Imagine a railroad whose holdings span the country, connecting the nation’s largest cities and providing passenger and freight services that are critical to the economy’s functioning. State A, through which this rail line runs, finds itself nearing insolvency. Seeking funds but wishing not to upset its politically powerful voters, this state levies a tax exclusively applicable to railroads.

State B, a neighboring state, is more in need of money than State A and decides to impose a tax on all commercial enterprises within its territory. However, due to pressure from local interest groups, State B grants exemptions to trucks, barges, and aircraft. While far from the only business paying the tax, the railroad now finds itself at a severe competitive disadvantage as compared to other carriers.

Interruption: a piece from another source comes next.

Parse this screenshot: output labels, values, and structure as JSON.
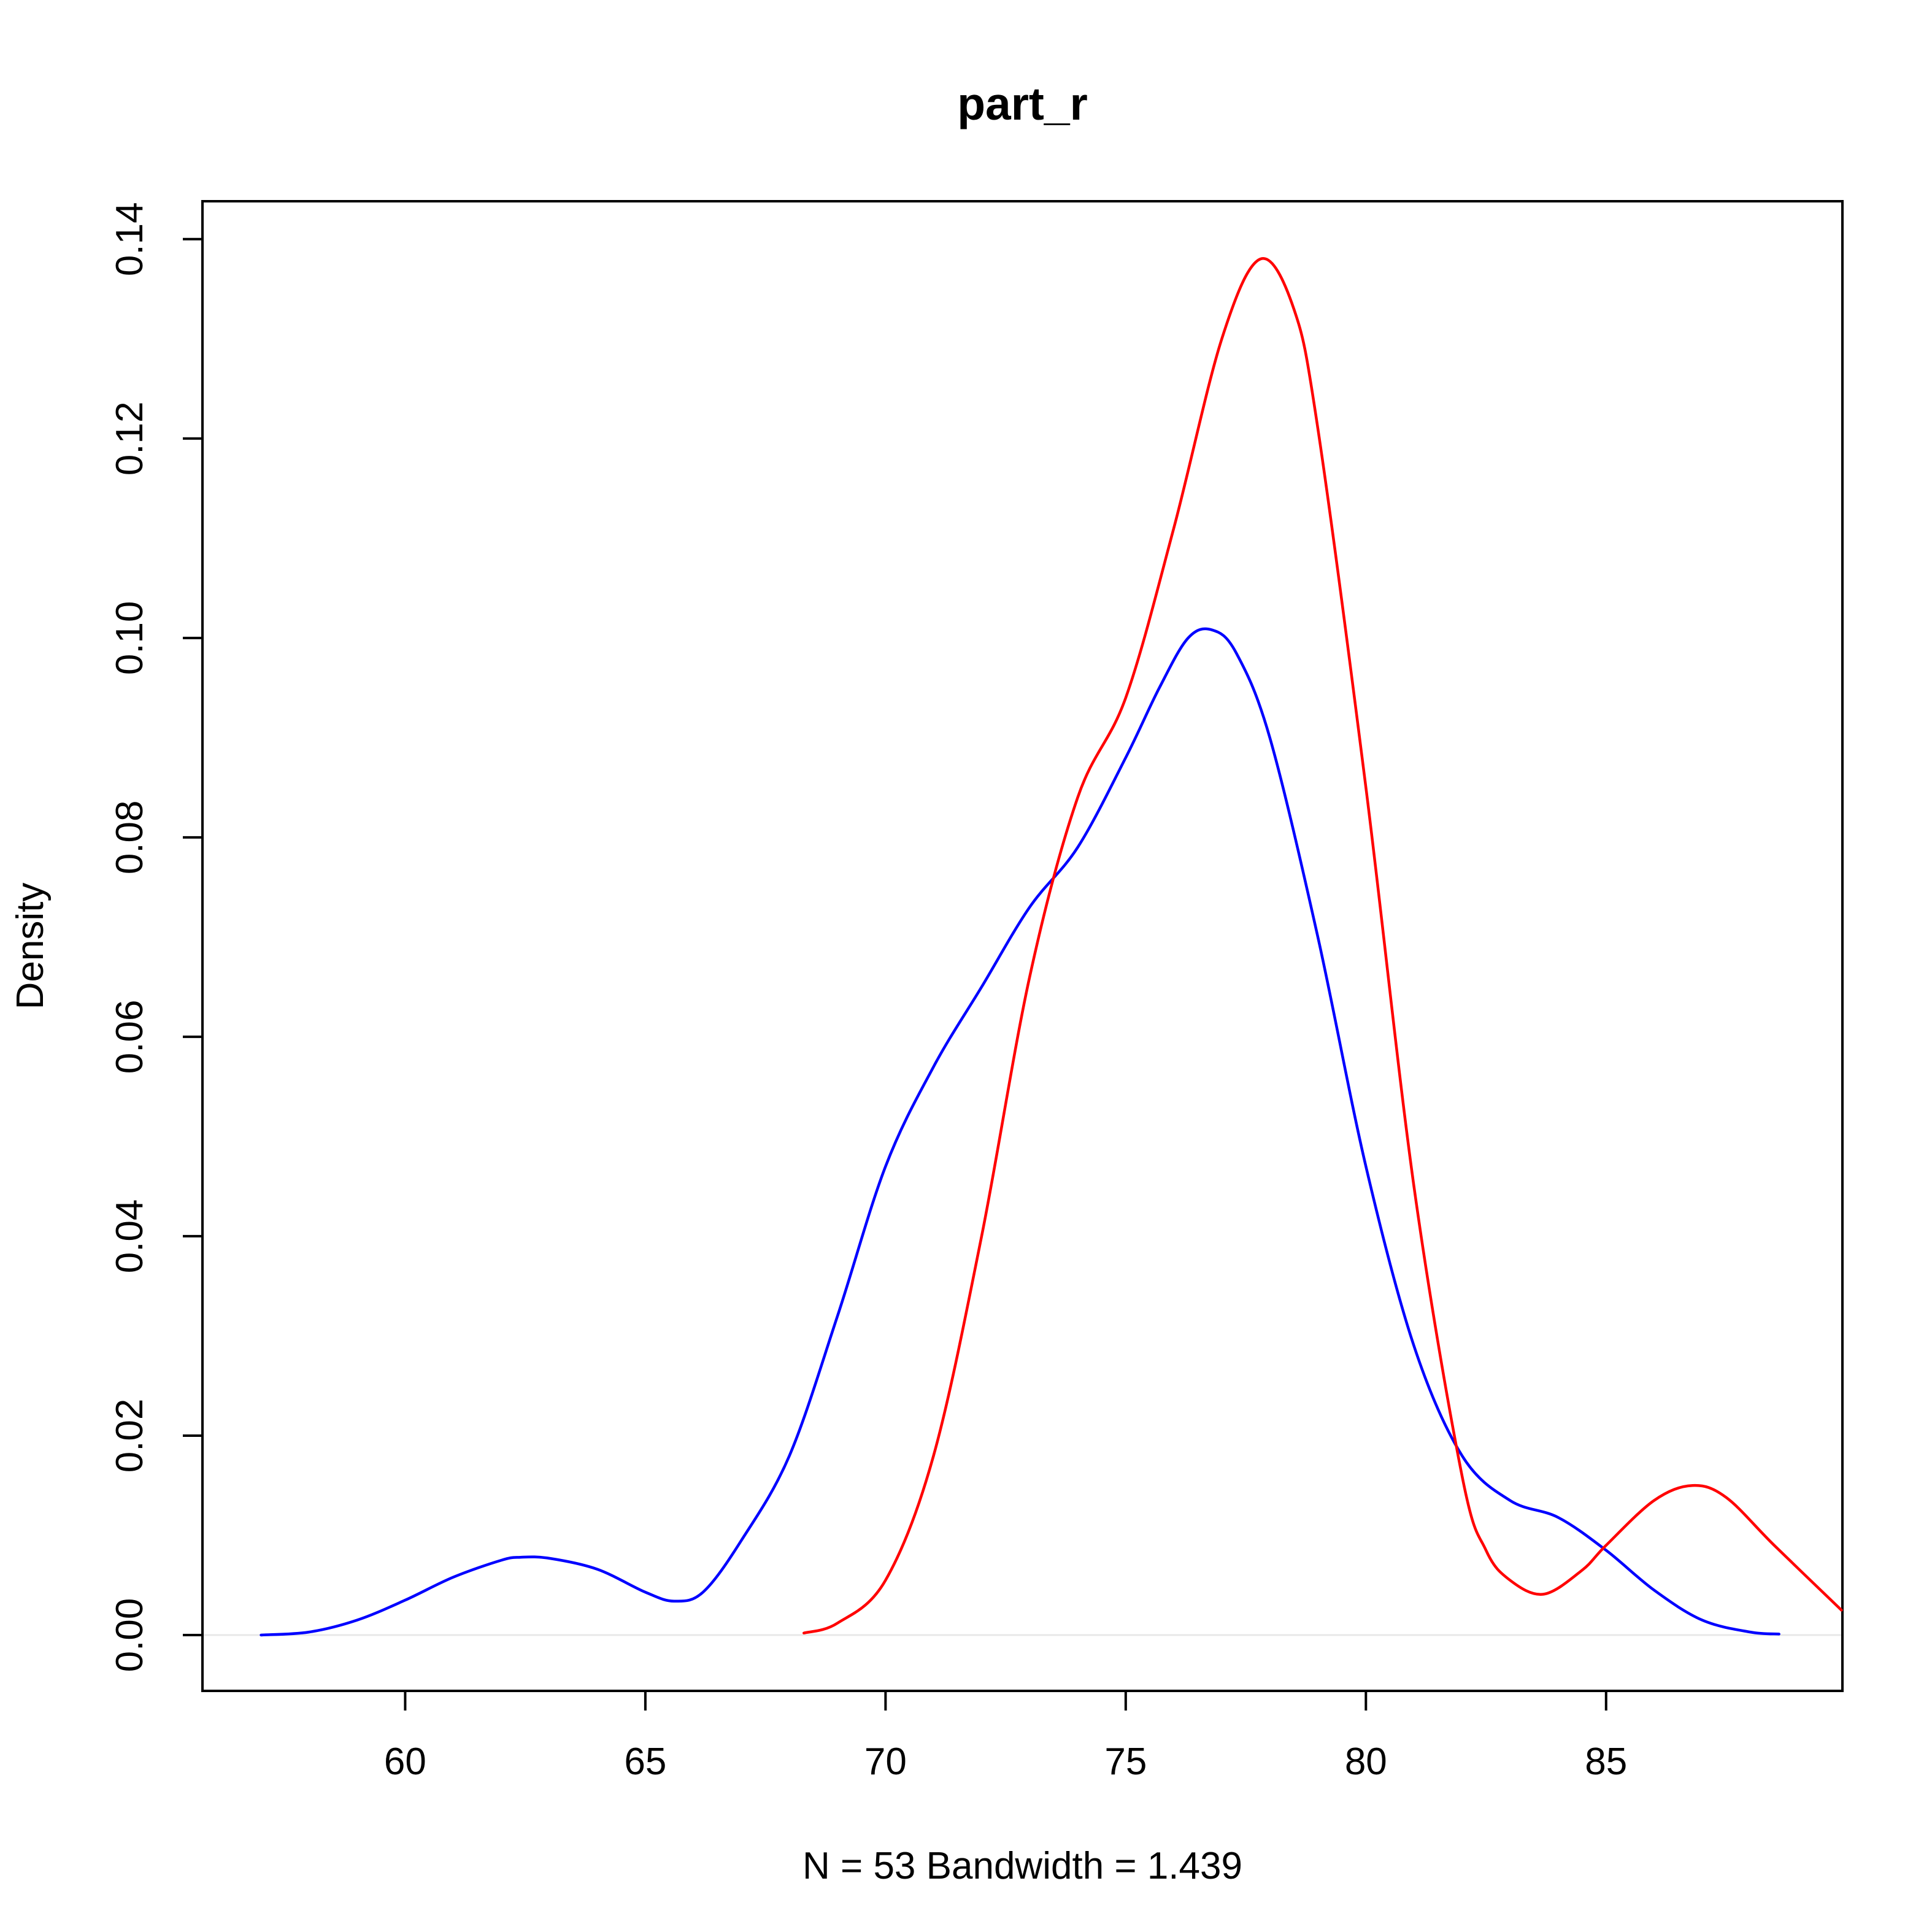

State C adopts a third approach. This state notices that many common carriers within its jurisdiction—airlines, railroads, barges, and the like—are not local and levies a tax that applies to all transportation businesses on an equal footing. Although this tax applies to railroads and their competitors equally, such that none are at a competitive disadvantage, the predominantly local nontransportation firms are not subject to the tax.

Each of these situations disadvantages the railroad, but do any of them discriminate against it illegally? This scenario highlights a problem that has arisen in the interpretation of the Railroad Revitalization and Regulatory Reform Act (4-R Act), a comprehensive statute passed by Congress in 1976 with the purpose of restoring the financial sustainability of the nation’s railroads.